Wenn wir jedenfalls diese leistbaren Wohnungen nicht bekommen, dann verschärft sich das Problem dahin gehend, dass die Österreicher auf der Strecke bleiben und die anderen einziehen. Dass Wiener Wohnen das auch nicht in den Griff bekommt, zeigt sich allein an der Tatsache, dass die Direktion innerhalb eines Jahres 30 000 Überstunden macht. Herr Stadtrat! Da stimmt etwas nicht mehr an der Verwaltung bei Wiener Wohnen! Sie haben das so zersplittert, dass das niemand mehr in den Griff bekommt. Bei den 30 000 Überstunden habe ich ausschließlich von der Direktion gesprochen, und es gibt auch noch jede Menge andere.

 

Ich glaube, wir sollten jetzt beginnen, eine zentrale Verwaltung zu installieren, so wie es von uns schon immer gefordert wurde. Reduzieren wir die zahlreichen Stellen, geben wir dafür aber klare Regeln aus, wobei die Nichteinhaltung dieser Regeln Konsequenzen haben muss. (Beifall bei der FPÖ.)

 

Vorsitzender GR Godwin Schuster: Sehr oft angesprochen wurde Herr StR Ludwig. Er hat sich nun zum Wort gemeldet. – Ich erteile es ihm.

 

16.30.27

Amtsf StR Dr Michael Ludwig|: Sehr geehrter Herr Vorsitzende! Sehr geehrter Herr Gemeinderat!

 

Ich bin mit großem Interesse den Ausführungen des Herrn Fraktionsvorsitzenden und der Frau GRin Frank in Verbindung mit der Dringlichen Anfrage gefolgt und möchte doch einige Bemerkungen hiezu machen.

 

Zum einen freut es mich, dass das Interesse am Wiener Gemeindebau so groß ist!
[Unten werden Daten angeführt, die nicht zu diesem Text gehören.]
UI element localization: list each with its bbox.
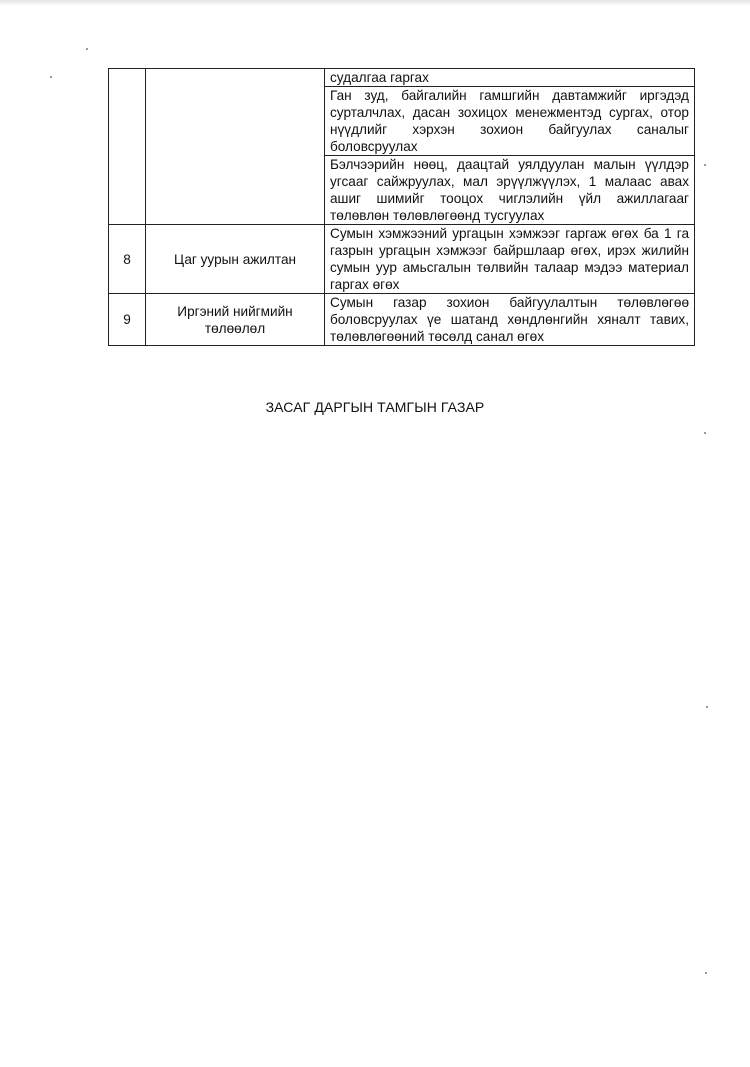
responsibilities-table: [108, 68, 695, 346]
scan-speck: [705, 972, 707, 974]
table-row: [109, 225, 695, 294]
scan-speck: [50, 76, 52, 78]
scan-edge-shadow: [0, 0, 750, 6]
task-cell: Сумын хэмжээний ургацын хэмжээг гаргаж өгөх ба 1 га газрын ургацын хэмжээг байршлаар өгөх, ирэх жилийн сумын уур амьсгалын төлвийн талаар мэдээ материал гаргах өгөх: [325, 225, 695, 294]
task-cell: Ган зуд, байгалийн гамшгийн давтамжийг иргэдэд сурталчлах, дасан зохицох менежментэд сургах, отор нүүдлийг хэрхэн зохион байгуулах саналыг боловсруулах: [325, 87, 695, 156]
scan-speck: [706, 706, 708, 708]
role-name: Иргэний нийгмийн төлөөлөл: [146, 294, 325, 346]
office-title: ЗАСАГ ДАРГЫН ТАМГЫН ГАЗАР: [265, 399, 485, 415]
scan-speck: [704, 164, 706, 166]
role-name: Цаг уурын ажилтан: [146, 225, 325, 294]
role-name: [146, 69, 325, 225]
task-cell: Бэлчээрийн нөөц, даацтай уялдуулан малын үүлдэр угсааг сайжруулах, мал эрүүлжүүлэх, 1 малаас авах ашиг шимийг тооцох чиглэлийн үйл ажиллагааг төлөвлөн төлөвлөгөөнд тусгуулах: [325, 156, 695, 225]
row-number: [109, 69, 146, 225]
scan-speck: [86, 48, 88, 50]
row-number: 9: [109, 294, 146, 346]
task-cell: судалгаа гаргах: [325, 69, 695, 87]
table-row: [109, 294, 695, 346]
scan-speck: [704, 432, 706, 434]
row-number: 8: [109, 225, 146, 294]
table-row: [109, 69, 695, 87]
task-cell: Сумын газар зохион байгуулалтын төлөвлөгөө боловсруулах үе шатанд хөндлөнгийн хяналт тавих, төлөвлөгөөний төсөлд санал өгөх: [325, 294, 695, 346]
Sie haben völlig recht: Die Wiener Gemeindebauten sind eine unter sehr vielen positiven Schwerpunktaktionen, die das rote Wien im Laufe der Jahrzehnte, ausgehend vom Roten Wien der Ersten Republik bis in die Gegenwart, gesetzt hat. (StR DDr Eduard Schock: Aber seit zehn Jahren geschieht nichts mehr!) Und wir sind stolz, dass wir 220 000 Gemeindewohnungen in direkter Verwaltung haben. (StR DDr Eduard Schock: Seit zehn Jahren gibt es einen Stopp!)

 

Wir liegen damit jetzt schon an der Spitze im internationalen Vergleich. Es gibt keine andere Großstadt außer Wien, die 220 000 Gemeindewohnungen hat. Ich denke, dass wir hier eine ganz wichtige und bedeutende Maßnahme auch der sozialen Durchmischung haben. Es war von Beginn an eine wichtige Überlegung, eine soziale Durchmischung in unserer Stadt zu bewerkstelligen, so wie wir das heute auch im geförderten Wohnbau fortsetzen. Es hat im Laufe der Jahrzehnte Gemeindebauten in allen Bezirken und in allen Stadtteilen gegeben, und zwar immer auch mit dem Anspruch, ganz unterschiedliche Personengruppen mit dem Gemeindebau und auch mit dem geförderten Wohnbau zu betreuen.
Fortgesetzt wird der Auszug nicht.